1. Read the JSON file `task3_input.json` and convert it to a dictory.
1. Pretty print the JSON file.
1. Change the value of `Parameters.InstanceType.Default` from `t2.micro` to `c3.large`.
1. Save the modified values as a new JSON file `task3_output1.json`.
1. Save the modified values as a new YAML file `task3_output2.yaml`.

In [None]:
import json
import yaml

# Load the JSON data
with open('task3_input.json') as file:
    task3_data = json.load(file)

# Modify the value of Parameters.InstanceType.Default
task3_data["Parameters"]["InstanceType"]["Default"] = "c3.large"

# Save modified data to a new JSON file
with open('task3_output1.json', 'w') as json_file:
    json.dump(task3_data, json_file, indent=4)

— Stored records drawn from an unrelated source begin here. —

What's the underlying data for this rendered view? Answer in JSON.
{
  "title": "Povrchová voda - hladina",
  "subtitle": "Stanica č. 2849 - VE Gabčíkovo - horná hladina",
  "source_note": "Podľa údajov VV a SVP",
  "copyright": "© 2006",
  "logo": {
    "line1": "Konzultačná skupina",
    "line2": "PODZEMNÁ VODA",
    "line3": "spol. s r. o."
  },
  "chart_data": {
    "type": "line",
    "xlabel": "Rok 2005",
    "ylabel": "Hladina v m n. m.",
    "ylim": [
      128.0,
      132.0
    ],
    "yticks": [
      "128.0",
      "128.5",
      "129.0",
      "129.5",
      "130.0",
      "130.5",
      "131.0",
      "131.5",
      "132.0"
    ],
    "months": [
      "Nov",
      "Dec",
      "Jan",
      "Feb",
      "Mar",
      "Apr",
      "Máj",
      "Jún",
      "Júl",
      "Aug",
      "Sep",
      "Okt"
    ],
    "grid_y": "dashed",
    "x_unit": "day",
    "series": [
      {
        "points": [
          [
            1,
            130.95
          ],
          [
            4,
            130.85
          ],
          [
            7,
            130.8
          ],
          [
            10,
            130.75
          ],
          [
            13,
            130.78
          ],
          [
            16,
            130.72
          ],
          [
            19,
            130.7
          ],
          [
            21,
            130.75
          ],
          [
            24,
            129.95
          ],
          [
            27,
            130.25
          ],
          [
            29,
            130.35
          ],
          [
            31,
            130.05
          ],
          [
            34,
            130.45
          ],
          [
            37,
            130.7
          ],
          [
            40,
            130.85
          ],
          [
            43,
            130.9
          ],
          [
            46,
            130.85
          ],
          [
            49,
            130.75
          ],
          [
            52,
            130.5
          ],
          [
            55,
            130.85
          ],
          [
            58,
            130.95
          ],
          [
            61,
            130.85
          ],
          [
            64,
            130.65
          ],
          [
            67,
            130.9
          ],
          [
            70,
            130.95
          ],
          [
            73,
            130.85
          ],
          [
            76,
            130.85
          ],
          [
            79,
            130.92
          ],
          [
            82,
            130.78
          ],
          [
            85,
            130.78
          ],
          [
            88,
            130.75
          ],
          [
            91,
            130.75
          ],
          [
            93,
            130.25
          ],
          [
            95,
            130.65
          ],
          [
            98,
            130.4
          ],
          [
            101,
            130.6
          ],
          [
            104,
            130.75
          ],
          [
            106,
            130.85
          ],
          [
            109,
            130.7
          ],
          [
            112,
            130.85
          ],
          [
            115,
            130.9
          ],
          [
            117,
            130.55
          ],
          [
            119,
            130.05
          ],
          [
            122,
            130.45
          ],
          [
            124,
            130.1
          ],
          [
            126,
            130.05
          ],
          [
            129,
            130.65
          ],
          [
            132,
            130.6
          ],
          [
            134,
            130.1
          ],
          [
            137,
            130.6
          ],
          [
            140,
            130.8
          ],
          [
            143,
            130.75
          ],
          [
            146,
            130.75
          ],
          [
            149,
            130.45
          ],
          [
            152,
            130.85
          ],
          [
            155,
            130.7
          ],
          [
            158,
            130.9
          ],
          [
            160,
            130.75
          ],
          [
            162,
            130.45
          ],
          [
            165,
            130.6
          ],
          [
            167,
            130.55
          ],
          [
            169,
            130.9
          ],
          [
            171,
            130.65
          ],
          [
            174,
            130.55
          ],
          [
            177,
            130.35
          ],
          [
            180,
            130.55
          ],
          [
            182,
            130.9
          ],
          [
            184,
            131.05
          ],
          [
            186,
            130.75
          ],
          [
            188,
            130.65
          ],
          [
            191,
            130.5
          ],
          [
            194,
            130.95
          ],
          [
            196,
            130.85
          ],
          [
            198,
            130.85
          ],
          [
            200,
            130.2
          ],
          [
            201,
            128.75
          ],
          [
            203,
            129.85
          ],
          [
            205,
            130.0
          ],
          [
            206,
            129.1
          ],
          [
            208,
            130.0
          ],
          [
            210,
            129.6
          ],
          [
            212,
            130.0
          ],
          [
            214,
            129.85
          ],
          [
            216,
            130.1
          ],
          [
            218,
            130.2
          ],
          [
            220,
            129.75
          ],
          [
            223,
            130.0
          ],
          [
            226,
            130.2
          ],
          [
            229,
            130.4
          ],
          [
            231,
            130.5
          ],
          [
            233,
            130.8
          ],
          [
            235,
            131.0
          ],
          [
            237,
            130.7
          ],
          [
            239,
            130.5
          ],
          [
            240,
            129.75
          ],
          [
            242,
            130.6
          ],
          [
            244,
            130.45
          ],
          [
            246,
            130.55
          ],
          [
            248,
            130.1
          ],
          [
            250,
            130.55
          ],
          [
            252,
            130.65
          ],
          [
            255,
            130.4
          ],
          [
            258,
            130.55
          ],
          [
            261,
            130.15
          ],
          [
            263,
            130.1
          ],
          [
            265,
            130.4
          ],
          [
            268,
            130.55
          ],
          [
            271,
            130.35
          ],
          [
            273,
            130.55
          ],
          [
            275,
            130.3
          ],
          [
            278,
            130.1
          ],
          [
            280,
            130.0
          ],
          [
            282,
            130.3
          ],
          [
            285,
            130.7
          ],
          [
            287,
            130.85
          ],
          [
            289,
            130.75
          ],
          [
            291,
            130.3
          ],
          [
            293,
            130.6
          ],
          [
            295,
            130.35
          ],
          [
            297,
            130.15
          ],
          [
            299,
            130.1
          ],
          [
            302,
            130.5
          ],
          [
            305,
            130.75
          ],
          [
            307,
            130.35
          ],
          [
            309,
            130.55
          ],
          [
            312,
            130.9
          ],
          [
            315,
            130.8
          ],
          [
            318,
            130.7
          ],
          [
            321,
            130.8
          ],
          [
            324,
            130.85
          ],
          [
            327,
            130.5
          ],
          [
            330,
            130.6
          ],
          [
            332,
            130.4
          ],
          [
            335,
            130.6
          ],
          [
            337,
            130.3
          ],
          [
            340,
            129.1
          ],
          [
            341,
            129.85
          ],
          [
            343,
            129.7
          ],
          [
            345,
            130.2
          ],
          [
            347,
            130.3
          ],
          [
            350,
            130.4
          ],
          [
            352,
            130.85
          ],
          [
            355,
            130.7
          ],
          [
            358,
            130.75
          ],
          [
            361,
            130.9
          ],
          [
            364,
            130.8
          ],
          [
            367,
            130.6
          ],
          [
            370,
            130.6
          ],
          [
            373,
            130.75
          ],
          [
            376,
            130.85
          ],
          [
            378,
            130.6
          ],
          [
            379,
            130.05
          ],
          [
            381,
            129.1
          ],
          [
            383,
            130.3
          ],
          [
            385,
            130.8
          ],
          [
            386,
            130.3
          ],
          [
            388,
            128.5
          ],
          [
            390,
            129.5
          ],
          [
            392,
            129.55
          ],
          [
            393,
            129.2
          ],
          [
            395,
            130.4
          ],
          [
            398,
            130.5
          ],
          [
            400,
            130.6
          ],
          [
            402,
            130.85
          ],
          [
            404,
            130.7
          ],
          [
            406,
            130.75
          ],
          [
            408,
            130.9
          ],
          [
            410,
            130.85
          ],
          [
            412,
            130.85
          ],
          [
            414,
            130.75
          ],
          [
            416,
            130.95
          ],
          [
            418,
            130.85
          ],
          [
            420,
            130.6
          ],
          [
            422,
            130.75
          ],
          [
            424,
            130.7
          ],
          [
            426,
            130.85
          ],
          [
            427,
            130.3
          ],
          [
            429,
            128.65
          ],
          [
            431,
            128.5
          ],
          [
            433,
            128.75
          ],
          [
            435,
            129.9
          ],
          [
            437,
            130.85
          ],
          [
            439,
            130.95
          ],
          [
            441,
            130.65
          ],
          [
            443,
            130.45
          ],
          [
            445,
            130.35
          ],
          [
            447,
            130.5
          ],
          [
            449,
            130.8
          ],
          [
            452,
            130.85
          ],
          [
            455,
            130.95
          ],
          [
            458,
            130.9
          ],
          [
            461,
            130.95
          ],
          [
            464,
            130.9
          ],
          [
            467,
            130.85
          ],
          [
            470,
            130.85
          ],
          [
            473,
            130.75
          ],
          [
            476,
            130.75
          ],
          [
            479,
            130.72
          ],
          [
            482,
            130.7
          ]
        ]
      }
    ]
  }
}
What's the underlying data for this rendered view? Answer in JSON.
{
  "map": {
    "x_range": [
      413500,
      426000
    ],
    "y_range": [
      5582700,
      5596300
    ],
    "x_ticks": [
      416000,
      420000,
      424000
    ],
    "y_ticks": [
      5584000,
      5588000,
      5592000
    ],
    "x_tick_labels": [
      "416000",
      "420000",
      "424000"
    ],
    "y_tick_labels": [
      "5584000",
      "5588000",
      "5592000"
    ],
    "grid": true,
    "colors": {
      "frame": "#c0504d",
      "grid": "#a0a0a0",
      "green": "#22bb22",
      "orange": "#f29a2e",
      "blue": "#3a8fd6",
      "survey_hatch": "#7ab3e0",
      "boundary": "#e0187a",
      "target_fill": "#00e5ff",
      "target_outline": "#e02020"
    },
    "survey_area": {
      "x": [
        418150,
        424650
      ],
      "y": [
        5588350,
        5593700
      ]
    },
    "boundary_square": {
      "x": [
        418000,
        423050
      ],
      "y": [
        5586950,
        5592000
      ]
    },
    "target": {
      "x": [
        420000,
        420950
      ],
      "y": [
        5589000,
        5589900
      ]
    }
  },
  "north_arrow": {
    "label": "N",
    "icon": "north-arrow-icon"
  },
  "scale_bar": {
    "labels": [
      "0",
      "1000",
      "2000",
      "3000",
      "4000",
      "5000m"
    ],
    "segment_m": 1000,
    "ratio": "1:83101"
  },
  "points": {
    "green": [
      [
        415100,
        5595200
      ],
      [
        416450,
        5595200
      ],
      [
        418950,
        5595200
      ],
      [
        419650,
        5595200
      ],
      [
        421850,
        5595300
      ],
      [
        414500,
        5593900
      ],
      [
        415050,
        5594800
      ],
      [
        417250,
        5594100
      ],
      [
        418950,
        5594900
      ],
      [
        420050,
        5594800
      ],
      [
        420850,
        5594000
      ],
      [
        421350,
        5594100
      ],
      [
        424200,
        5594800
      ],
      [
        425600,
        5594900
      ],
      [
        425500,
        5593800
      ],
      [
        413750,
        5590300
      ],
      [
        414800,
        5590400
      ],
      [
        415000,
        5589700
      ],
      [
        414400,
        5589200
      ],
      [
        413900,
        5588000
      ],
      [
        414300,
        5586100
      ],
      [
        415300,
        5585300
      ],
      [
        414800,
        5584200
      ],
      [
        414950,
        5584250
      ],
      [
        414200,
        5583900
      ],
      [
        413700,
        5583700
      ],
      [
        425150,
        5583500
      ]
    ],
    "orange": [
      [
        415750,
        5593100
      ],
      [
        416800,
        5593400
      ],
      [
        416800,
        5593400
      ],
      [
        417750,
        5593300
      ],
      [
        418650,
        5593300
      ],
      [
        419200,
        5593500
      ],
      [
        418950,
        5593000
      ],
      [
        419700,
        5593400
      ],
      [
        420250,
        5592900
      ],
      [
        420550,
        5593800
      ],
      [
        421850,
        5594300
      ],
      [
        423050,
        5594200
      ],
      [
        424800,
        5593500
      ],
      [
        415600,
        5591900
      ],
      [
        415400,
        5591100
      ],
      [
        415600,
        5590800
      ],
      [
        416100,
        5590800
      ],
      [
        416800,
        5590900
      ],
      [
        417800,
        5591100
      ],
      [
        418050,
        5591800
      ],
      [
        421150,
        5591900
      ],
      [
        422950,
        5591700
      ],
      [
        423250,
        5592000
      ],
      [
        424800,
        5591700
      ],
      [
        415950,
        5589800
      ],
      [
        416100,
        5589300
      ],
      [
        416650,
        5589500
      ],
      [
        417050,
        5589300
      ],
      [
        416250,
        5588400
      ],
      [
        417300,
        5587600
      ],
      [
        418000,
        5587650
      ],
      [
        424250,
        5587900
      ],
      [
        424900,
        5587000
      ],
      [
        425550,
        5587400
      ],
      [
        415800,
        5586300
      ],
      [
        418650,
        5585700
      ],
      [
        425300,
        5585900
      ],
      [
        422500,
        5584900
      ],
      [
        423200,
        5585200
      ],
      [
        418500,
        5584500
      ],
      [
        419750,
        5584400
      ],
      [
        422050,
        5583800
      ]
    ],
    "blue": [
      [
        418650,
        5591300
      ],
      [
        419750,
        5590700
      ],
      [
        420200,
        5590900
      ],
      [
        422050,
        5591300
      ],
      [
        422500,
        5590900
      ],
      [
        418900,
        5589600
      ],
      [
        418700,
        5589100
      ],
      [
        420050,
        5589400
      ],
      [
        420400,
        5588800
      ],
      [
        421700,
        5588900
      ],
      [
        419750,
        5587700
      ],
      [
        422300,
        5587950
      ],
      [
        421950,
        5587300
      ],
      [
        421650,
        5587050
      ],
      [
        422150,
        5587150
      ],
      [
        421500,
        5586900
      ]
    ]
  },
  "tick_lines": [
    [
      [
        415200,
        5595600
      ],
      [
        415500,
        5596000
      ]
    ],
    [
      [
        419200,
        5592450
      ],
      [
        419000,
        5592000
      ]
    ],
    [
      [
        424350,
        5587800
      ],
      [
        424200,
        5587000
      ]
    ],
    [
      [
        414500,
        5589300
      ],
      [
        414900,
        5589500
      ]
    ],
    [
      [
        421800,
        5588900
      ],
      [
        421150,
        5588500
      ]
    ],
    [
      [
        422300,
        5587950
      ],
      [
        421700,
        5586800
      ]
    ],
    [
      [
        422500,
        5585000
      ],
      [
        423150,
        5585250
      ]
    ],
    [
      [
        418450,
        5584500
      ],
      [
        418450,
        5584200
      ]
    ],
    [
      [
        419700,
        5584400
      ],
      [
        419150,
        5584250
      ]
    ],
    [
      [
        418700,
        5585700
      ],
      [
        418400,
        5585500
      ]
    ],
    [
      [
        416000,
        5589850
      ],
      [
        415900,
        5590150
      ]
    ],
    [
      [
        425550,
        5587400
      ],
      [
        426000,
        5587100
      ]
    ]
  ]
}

# Save modified data to a new YAML file
with open('task3_output2.yaml', 'w') as yaml_file:
    yaml.dump(task3_data, yaml_file, default_flow_style=False, sort_keys=False)


## LAB 1 Grading

A TA will check your outputs for the 3 tasks above in this Notebook file with the following requirements:
- Task 1: Parsed output with the table described.
- Tasks 2: `interface-103.json` with the pretty setting.
- Tasks 3: `task3_output1.json` and `task3_output2.yaml` with the changed value.